We have been testing out some 240GB Micron M500DC SSDs with DRBD® 9 and DRBD’s RDMA Transport layer. Micron, based in Boise Idaho, is a leader in NAND, flash production and storage. We found that that their M500DC SSD’s are write optimized for data center use cases and in some cases exceeded the expected performance.
For those who are just joining us, leveraging RDMA as a transport protocol is relatively new to DRBD and is only possible with DRBD 9. You can find some background on RDMA and how DRBD benefits from it in one of our past blog posts, “What is RDMA, and why should we care?”. Also, check out our technical guide on benchmarking DRBD 9 on Ultrastar SN150 NVMe SSDs if you are interested in seeing some of the numbers we were able to achieve with DRBD 9.0.1-1 and RDMA on very fast storage.

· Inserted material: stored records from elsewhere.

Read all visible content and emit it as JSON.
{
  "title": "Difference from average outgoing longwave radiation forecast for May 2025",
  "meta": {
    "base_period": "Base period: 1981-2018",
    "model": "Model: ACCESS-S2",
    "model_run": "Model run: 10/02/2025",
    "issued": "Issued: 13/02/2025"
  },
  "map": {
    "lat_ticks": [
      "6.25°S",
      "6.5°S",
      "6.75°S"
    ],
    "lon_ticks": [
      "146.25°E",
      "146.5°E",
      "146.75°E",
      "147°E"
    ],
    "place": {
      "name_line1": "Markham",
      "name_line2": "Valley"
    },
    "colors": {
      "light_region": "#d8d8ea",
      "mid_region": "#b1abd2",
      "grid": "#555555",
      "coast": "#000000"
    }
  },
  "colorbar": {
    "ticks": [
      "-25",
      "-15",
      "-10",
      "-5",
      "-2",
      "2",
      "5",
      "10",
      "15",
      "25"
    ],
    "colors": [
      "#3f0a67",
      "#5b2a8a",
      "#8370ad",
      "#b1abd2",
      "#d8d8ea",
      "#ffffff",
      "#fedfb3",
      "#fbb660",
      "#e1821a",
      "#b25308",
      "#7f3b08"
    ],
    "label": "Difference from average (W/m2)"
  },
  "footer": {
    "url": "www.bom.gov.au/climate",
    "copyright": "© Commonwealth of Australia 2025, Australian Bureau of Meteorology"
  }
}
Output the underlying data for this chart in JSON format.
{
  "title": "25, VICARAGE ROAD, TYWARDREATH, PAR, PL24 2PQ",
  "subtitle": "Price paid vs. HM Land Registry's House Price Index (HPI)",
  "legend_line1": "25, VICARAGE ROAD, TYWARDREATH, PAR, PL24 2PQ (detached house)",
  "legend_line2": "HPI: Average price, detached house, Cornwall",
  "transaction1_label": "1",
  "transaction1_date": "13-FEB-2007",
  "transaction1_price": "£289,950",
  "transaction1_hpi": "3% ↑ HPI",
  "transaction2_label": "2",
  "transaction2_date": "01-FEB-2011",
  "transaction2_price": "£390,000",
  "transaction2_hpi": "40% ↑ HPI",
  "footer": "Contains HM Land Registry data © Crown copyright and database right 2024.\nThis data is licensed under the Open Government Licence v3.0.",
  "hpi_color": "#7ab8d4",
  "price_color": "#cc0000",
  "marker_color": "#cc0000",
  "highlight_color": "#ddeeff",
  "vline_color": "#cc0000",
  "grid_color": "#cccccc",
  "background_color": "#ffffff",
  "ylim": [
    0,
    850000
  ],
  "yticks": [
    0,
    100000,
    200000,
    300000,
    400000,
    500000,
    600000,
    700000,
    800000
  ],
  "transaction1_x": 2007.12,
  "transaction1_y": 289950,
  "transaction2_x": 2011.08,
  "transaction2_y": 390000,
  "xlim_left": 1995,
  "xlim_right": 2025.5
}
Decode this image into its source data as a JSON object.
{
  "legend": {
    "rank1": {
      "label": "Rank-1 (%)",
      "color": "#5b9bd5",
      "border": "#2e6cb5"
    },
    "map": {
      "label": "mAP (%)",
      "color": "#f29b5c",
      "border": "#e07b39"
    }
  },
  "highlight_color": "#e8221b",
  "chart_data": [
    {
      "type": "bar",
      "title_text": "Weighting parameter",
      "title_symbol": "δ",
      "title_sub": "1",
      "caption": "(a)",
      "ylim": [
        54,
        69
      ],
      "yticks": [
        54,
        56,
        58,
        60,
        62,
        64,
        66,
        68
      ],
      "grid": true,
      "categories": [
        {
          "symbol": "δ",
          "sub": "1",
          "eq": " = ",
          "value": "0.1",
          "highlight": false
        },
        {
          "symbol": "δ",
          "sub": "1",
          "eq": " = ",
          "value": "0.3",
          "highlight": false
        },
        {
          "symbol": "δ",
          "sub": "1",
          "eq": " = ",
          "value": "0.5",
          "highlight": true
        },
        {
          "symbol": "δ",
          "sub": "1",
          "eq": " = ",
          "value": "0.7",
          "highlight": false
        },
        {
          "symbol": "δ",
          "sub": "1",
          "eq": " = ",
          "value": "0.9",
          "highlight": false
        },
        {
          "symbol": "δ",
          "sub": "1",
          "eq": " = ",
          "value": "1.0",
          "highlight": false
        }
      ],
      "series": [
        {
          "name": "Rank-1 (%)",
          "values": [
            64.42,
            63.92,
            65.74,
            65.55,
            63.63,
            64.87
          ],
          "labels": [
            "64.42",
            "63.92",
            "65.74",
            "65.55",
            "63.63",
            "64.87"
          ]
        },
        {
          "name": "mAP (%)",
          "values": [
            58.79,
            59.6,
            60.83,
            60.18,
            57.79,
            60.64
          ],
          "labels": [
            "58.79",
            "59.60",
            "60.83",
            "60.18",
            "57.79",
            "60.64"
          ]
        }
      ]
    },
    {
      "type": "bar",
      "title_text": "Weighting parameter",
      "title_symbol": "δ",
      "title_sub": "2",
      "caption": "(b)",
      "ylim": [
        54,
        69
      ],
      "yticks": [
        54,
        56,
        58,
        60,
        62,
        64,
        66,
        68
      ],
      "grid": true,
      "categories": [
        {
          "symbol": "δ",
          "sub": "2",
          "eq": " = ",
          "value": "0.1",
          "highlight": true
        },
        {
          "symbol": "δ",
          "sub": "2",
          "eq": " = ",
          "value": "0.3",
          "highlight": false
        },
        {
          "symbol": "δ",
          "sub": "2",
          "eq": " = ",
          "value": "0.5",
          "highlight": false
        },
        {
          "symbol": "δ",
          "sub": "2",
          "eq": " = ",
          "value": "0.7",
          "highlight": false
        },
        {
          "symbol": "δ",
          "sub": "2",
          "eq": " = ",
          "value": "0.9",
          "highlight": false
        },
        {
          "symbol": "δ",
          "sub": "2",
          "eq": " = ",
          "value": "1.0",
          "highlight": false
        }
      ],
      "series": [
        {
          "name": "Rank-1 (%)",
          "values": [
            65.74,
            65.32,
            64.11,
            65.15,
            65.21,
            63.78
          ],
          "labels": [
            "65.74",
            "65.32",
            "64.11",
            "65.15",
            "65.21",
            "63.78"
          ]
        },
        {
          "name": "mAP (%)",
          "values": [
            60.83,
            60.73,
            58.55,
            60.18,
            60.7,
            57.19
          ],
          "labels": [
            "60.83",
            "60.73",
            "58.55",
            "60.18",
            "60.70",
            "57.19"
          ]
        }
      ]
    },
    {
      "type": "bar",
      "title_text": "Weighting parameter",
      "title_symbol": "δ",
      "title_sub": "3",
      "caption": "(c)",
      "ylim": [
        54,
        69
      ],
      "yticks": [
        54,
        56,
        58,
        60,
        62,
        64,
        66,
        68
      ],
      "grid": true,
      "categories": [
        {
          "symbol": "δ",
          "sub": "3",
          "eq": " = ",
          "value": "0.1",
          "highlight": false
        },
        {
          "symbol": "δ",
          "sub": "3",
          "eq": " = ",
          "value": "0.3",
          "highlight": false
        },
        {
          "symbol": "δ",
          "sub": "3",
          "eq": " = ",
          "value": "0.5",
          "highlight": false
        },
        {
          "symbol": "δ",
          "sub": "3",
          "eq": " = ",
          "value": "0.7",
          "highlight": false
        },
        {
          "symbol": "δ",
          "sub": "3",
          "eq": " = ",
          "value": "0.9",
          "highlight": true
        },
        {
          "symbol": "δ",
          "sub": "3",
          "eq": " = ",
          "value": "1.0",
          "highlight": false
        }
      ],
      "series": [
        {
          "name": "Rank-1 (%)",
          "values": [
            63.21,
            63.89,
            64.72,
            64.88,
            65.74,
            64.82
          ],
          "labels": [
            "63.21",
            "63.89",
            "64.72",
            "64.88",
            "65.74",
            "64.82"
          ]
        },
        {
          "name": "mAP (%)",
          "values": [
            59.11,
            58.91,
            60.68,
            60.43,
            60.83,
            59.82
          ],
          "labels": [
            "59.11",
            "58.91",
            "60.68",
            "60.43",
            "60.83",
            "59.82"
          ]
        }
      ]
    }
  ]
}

Back to the matter at hand.
In our test environment we used two 240GB Micron M500DC SSDs in RAID0 in each of our two nodes. We connected the two peers using Infiniband ConnectX-4 10Gbe. We then ran a series of tests to compare the performance of DRBD disconnected (not-replicating), DRBD connected using TCP over Infiniband, and DRBD connected using RDMA over Infiniband, all against the performance of the backing disks without DRBD.
For testing random read/write IOPs we used fio with 4K blocksize and 16 parallel jobs. For testing sequential writes we used dd with 4M blocks. Both tests used the appropriate flag for direct IO in order to remove any caching that might skew the results.
We also levereaged DRBD’s “when-congested-remote” read-balancing option to pull read’s from the peer if the IO subsystem is congested on the Primary node. We will see that this produces dramatic increases to performance of our random reads; especially when combined with RDMA’s extremely low latency.
Here are the results from our Random Read/Write IOPs testing:
As you can see from the numbers and graphs we achieve huge gains in read performance when using DRBD with read-balancing; roughly a 26% increase when using TCP and 62% with RDMA.
We also see that using the RDMA transport protocol results in less than 1% of overhead when synchronously replicating the writes to our DRBD device; that’s pretty sweet. 🙂
Sequential reads cannot benefit from DRBD’s read-balancing at all, and large sequential writes are going to be heavily segmented by the TCP stack, so our numbers for sequential writes better represent the impact a transport protocol has on synchronous replication.
Here are the results from our Sequential Write testing:
Looking at the graph it’s easy to see that RDMA is the transport mode of choice if your IO patterns are sequential. With TCP we see ~19.1% overhead, while RDMA results in ~1.1% overhead.